I was thinking today, of the differences in writing a song, and in writing a novel or piece of prose. There's obviously a fair degree of difference between the two art forms, but I'm wondering if there's something to be learned from writing.
In the world of publishing, as far as I dimly comprehend it, a writer has an "editor", perhaps a slightly older person, who is not entirely unsympathetic to your work, but who ultimately wants the writing to "succeed" in some fashion. Usually for the financial gain of the publisher, but not always for that goal alone.

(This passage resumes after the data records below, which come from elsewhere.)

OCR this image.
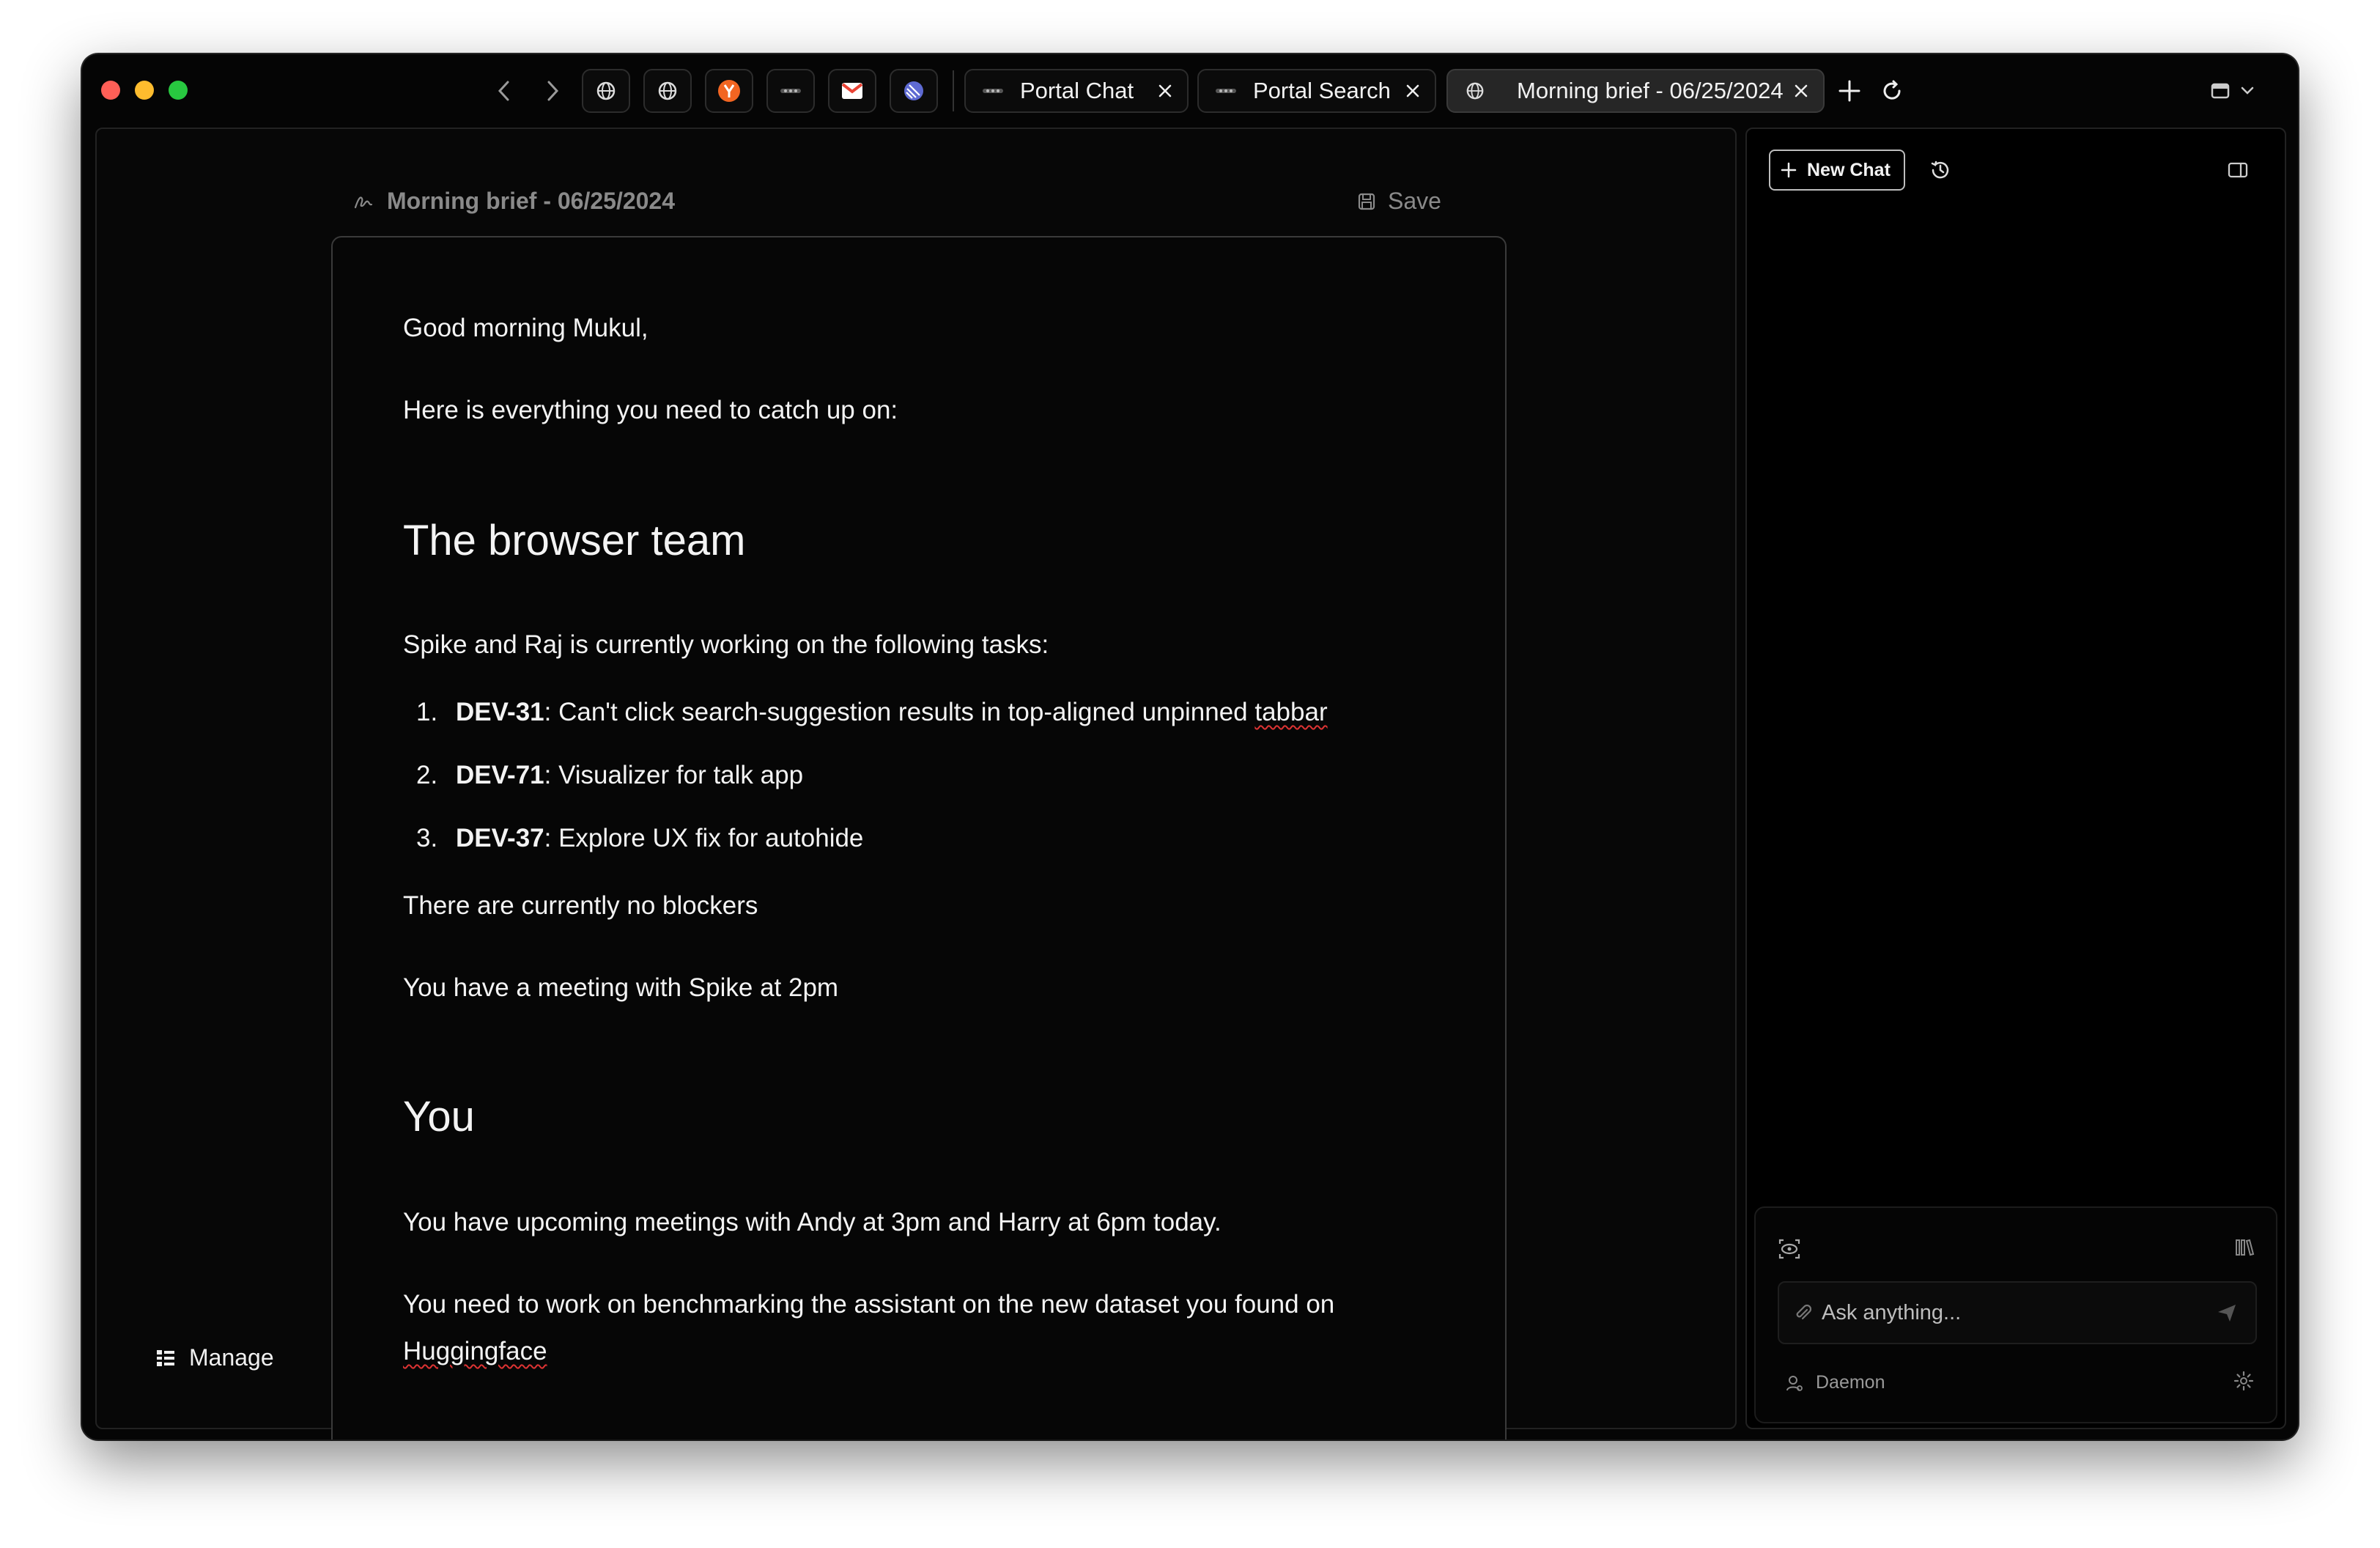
Portal Chat	Portal Search	Morning brief - 06/25/2024
Morning brief - 06/25/2024	Save
Good morning Mukul,
Here is everything you need to catch up on:
The browser team
Spike and Raj is currently working on the following tasks:
1. DEV-31: Can't click search-suggestion results in top-aligned unpinned tabbar
2. DEV-71: Visualizer for talk app
3. DEV-37: Explore UX fix for autohide
There are currently no blockers
You have a meeting with Spike at 2pm
You
You have upcoming meetings with Andy at 3pm and Harry at 6pm today.
You need to work on benchmarking the assistant on the new dataset you found on
Huggingface
Manage
New Chat
Ask anything...
Daemon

The writer submits a draft; the editor adds comments, such as "starts to wander a bit in the middle", "needs to be a bit shorter in this chapter", "are you sure the character would have said that at the end?", the writer makes amendments, and re-submits. (The reader should bear in mind at this point, that the above is based upon my loose understanding of such things).
However, the important part is the process not only of re-writing, tweaking words around and all that, but to listen to someone else's thoughts on the thing. Someone whom you trust, but who is outside of the creative process in question. I've been doing that with a new song recently, and it's been very beneficial. I've been hearing how certain lines are hackneyed, pompous, and over-used. And, they are. I've been lazy, and they need to be altered.
I have suggested changing a word or phrase in a song to different songwriters over the years. It's resulted in precisely zero changed songs. I remember Lou Reed remarking that re-writing lyrics was "not his favourite thing", but he did do that on his album "New York", and the result was critically lauded.
So, singer/songwriters, get off your precious soapbox ass about your lyrics! (That's enough of that - Ed).